Many faculty reported that teaching in new modalities and experiencing obstacles to more organic interaction required them to plan ahead and provide more structure for class activities and their courses more generally.
In-Person: Alternating Groups
- Assign smaller assessments more often (reading checks, Discussion Boards, Perusall annotations, journal entries, “exit tickets”) so that you have a better sense of students’ learning and students can receive brief feedback more frequently.
- Create a stable schedule for students: If students are doing more frequent small assignments, create a routine schedule with assignment types and due dates (e.g. Perusall comments due on Monday afternoon and Quiz due on Wednesday afternoon). This was mentioned in comments across modalities, but was most frequently raised in reference to Online Asynchronous courses.
- Generously-graded Discussion Boards can incentivize students to interact with one another and prime further discussion/engagement on a topic. Some instructors have asked students to highlight a quote that stood out to them and respond to it, others have asked students to raise questions they would like to discuss.
- “Flip” the class, or make content delivery happen outside of class (readings, recorded lectures, curated lecture notes) so you can spend class time processing the material and practicing skills (case studies, practice problems, discussion, etc.).

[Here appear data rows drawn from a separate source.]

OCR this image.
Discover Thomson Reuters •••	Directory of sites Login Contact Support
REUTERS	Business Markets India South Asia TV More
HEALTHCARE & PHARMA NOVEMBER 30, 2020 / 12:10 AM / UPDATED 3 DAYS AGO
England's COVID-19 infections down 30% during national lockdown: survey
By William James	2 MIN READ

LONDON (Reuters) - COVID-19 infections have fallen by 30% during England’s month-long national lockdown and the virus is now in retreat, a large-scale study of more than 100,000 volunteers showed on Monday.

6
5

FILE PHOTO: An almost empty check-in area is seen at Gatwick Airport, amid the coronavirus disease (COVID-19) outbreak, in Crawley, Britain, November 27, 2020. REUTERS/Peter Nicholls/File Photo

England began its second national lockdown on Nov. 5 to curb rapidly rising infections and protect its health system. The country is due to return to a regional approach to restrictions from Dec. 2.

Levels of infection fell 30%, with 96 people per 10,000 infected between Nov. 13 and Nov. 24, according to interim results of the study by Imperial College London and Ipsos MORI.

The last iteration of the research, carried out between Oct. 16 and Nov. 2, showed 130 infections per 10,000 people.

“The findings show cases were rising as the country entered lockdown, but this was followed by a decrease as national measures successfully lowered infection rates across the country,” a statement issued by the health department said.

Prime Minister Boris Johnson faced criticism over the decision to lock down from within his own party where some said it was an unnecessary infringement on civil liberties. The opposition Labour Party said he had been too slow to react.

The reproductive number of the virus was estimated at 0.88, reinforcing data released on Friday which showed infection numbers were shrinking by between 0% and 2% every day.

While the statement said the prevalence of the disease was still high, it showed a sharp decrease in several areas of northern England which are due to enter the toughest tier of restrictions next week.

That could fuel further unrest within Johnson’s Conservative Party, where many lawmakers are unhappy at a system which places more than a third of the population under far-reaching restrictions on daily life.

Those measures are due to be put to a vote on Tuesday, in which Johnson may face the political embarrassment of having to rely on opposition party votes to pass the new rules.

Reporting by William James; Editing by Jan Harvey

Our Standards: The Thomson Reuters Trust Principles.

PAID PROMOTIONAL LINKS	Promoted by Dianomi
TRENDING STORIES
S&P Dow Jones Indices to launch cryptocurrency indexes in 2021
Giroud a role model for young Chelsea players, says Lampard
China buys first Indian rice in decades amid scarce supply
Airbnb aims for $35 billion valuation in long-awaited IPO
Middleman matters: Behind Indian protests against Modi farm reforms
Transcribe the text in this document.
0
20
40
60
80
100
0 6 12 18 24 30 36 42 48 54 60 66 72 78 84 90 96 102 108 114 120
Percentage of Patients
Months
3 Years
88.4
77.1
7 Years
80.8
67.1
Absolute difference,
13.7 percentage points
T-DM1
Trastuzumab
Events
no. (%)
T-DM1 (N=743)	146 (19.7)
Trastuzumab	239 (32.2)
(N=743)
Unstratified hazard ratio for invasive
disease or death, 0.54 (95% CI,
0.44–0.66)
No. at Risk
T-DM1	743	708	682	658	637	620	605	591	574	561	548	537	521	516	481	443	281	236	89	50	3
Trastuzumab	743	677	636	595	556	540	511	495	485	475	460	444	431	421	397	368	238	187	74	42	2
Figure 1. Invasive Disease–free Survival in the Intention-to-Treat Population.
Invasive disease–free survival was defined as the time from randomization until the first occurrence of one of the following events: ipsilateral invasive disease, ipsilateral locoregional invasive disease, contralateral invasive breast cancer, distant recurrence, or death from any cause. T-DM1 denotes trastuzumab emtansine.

- Assess during class time: Have students work on and submit small assignments or learning checks during class time to reduce their labor and cognitive load (quizzes, practice problems, etc.).
In-Person: Alternating Groups
- Make recordings available at a predictable time: Provide students with predictability by posting class recordings at around the same time. You can make Panopto recordings available by default in Canvas, meaning that any videos taken with Lecture Capture will automatically publish when they’re ready and any videos you upload to your Panopto course folder (e.g. Zoom recordings) will automatically publish after you upload them.
- Use breakout rooms intentionally: provide students with clear instructions about what they should bring back to the whole group and have students make notes in Google Docs or Jamboards so you can keep track of their progress and intervene effectively. One instructor had students go into breakout rooms at the beginning of each class and populate a jamboard with key points from the reading and discussion questions they’d like to cover in class. The rest of the class period involved going back and forth between looking at Jamboard summaries and discussing student-generated questions in gallery view.
- Create a regular rhythm for class sessions (e.g. short Powerpoint presentation, class discussion, breakout rooms) to help students get into a routine and to minimize the effects of Zoom fatigue, especially during longer sessions.
- Create interactive videos with embedded Google Forms or quizzes to help keep students on track.